Now more than 50 years after the couple’s action brought quality-of-life changes for Blacks, their names will be placed permanently on a roadway that runs through FAMU’s campus. Gamble Street, named for a former slave owner, will become the Robert and Trudie Way this fall.
The planned date of Sept. 10 would have been their 75th wedding anniversary. They become the first couple to have their names on a street sign.
Up until recently when the Leon County Commission voted to rename the street that stretches from FAMU Way to Martin Luther King Boulevard, little was known about Maj. Robert Gamble’s ties to slavery. The push for the name changed was led by Delaitre Hollinger and Jacqueline Perkins, daughter of Robert and Trudie.
Since the commission’s action she’s been feeling “a wide range of emotions,” said Jacqueline Perkins. “I’m proud of them and the work they did. But if my mother and father were alive today they would say this was not necessary and continue doing what they were doing.”
Hollinger, a Tallahassee historian who is the Executive Director of the National Association for the Preservation of African-American History and Culture, first learned about the Perkins’ activism when their son, Reggie, brought it to his attention. Months of researching led to discoveries about what the couple did for Blacks, starting in the 1950’s.
The couple, who occasionally worked with more prominent civil rights activist like Rev. C.K. Steele, unequivocally belongs in the unsung heroes category, Hollinger said.
“What is so significant about this is that Robert and Trudie Perkins were both graduates from Florida A&M University,” he said. “They went on to change the very face of this city. Seeing these individuals honored as opposed to a slave owner who oppressed Black people, it is something that our entire university community can be proud of.”
He called the Gamble name a stain that runs through FAMU campus that the change will erase.
“It should inspire the thousands of students who would be returning to Tallahassee this fall,” he said.
The Perkins constantly challenged City government on many fronts. When Robert Perkins questioned the city’s hiring practices for administrative jobs in 1975, federal judge Winston Arnow agreed with Perkins and mandated that the city hire Black people at a ratio of 23.7 percent, the ratio of Blacks who lived in Tallahassee at the time.
It was Perkins’ action in the early 1950’s that led to the city creating the Gaither Recreation and Parks for Negros in 1954. That was the city’s response to Perkins’ insistence on taking Black children from Bond to predominantly White recreation facilities.
Perkins even went as far as calling for the resignation of Gov. Reubin Askew for not appointing Black circuit judges. Not long after Joseph Hatchett became the first Black circuit judge.
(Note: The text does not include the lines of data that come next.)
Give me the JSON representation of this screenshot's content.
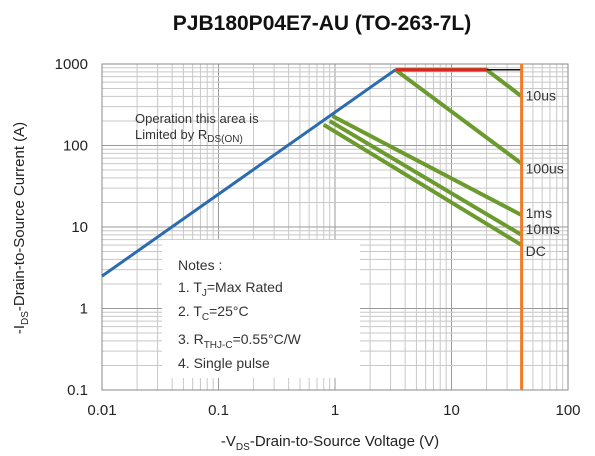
{
  "chart_data": {
    "type": "line",
    "title": "PJB180P04E7-AU (TO-263-7L)",
    "xlabel": {
      "prefix": "-V",
      "sub": "DS",
      "suffix": "-Drain-to-Source Voltage  (V)"
    },
    "ylabel": {
      "prefix": "-I",
      "sub": "DS",
      "suffix": "-Drain-to-Source Current (A)"
    },
    "x_scale": "log",
    "y_scale": "log",
    "xlim": [
      0.01,
      100
    ],
    "ylim": [
      0.1,
      1000
    ],
    "x_ticks": [
      {
        "value": 0.01,
        "label": "0.01"
      },
      {
        "value": 0.1,
        "label": "0.1"
      },
      {
        "value": 1,
        "label": "1"
      },
      {
        "value": 10,
        "label": "10"
      },
      {
        "value": 100,
        "label": "100"
      }
    ],
    "y_ticks": [
      {
        "value": 0.1,
        "label": "0.1"
      },
      {
        "value": 1,
        "label": "1"
      },
      {
        "value": 10,
        "label": "10"
      },
      {
        "value": 100,
        "label": "100"
      },
      {
        "value": 1000,
        "label": "1000"
      }
    ],
    "grid": true,
    "series": [
      {
        "key": "rdson",
        "color": "#2b6cb0",
        "points": [
          [
            0.01,
            2.5
          ],
          [
            3.3,
            850
          ]
        ]
      },
      {
        "key": "max",
        "color": "#e02424",
        "points": [
          [
            3.3,
            850
          ],
          [
            20,
            850
          ]
        ]
      },
      {
        "key": "pulse10us",
        "name": "10us",
        "color": "#6b9a2e",
        "points": [
          [
            3.3,
            850
          ],
          [
            20,
            850
          ],
          [
            40,
            400
          ]
        ]
      },
      {
        "key": "pulse100us",
        "name": "100us",
        "color": "#6b9a2e",
        "points": [
          [
            3.3,
            850
          ],
          [
            40,
            60
          ]
        ]
      },
      {
        "key": "pulse1ms",
        "name": "1ms",
        "color": "#6b9a2e",
        "points": [
          [
            0.95,
            230
          ],
          [
            40,
            14
          ]
        ]
      },
      {
        "key": "pulse10ms",
        "name": "10ms",
        "color": "#6b9a2e",
        "points": [
          [
            0.9,
            200
          ],
          [
            40,
            8
          ]
        ]
      },
      {
        "key": "dc",
        "name": "DC",
        "color": "#6b9a2e",
        "points": [
          [
            0.8,
            180
          ],
          [
            40,
            6
          ]
        ]
      },
      {
        "key": "vmax",
        "color": "#f07c2a",
        "points": [
          [
            40,
            1000
          ],
          [
            40,
            0.1
          ]
        ]
      },
      {
        "key": "boundary",
        "color": "#111111",
        "points": [
          [
            20,
            850
          ],
          [
            40,
            850
          ],
          [
            40,
            400
          ]
        ]
      }
    ],
    "annotation": {
      "line1": "Operation this area is",
      "line2_prefix": "Limited  by R",
      "line2_sub": "DS(ON)"
    },
    "notes": {
      "heading": "Notes :",
      "items": [
        {
          "prefix": "1. T",
          "sub": "J",
          "suffix": "=Max Rated"
        },
        {
          "prefix": "2. T",
          "sub": "C",
          "suffix": "=25°C"
        },
        {
          "prefix": "3. R",
          "sub": "THJ-C",
          "suffix": "=0.55°C/W"
        },
        {
          "prefix": "4. Single pulse",
          "sub": "",
          "suffix": ""
        }
      ]
    }
  }
}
Trudie Perkins, one of the first Black nurses to work at TMH, was very active on the labor front. She and coworker Lizzy Smith were involved in a movement to bring about better working conditions and pay for Black nurses.
It cost them their jobs.
Her parents, Jacqueline Perkins said, were “people who stood up (and) were positive and persistent.”
Perkins, who was a math and physics instructor at FAMU, left his job after being asked to sign a loyalty form, which would have been giving consent to segregation practices. Later he also lost his job at FSU where he was the first Black director of the computer center.
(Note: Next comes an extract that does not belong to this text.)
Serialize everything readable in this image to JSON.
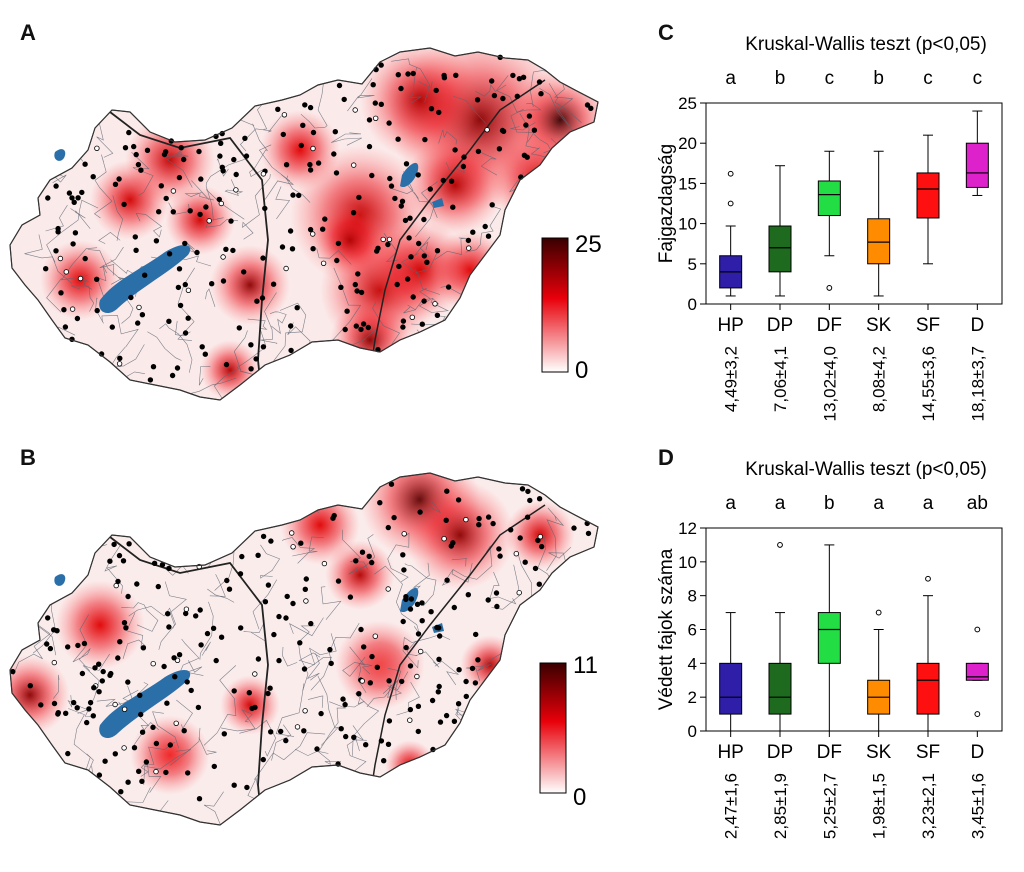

But by then he and his wife had a convenience store on the corner of Wahnish Way and Osceola Street. She ran a hair salon on the property, which also was the only Black-owned gas station with three pumps.
One of the first steps that Perkins and Hollinger took to have Gamble’s name removed was to approach the city through Commissioner Dianne Williams-Cox. She initially sought the name change for a portion of the street, omitting the sectioned owned by FAMU.
However, the university wrote a letter of support, clearing the way for the name-changing process to move forward.
Williams-Cox said she is especially pleased that the name of Gamble, who owned a sugar plantation in Ellenton, near Bradenton, will be removed.
“It was a stigma for those who knew, but I’m proud that my beloved FAMU will not have a slave owner’s name running through it,” Williams-Cox said. “We know that there are others in our city. I don’t know where that is going to go, but right now we are glad to have this one undone and put the names of folks who have helped our city and our community.”
Robert Perkins died in 1994. His wife Trudie died 17 years later. While they might have been unsung, despite the work they’ve done, their legacy will live on as activists who made profound changes for Blacks.
“It is a testament to what two people or a single individual can do when they put their mind to something and go after something vigorously and unrelentingly,” said Hollenger. “They were responsible for giving so much to the FAMU community and the Bond community.”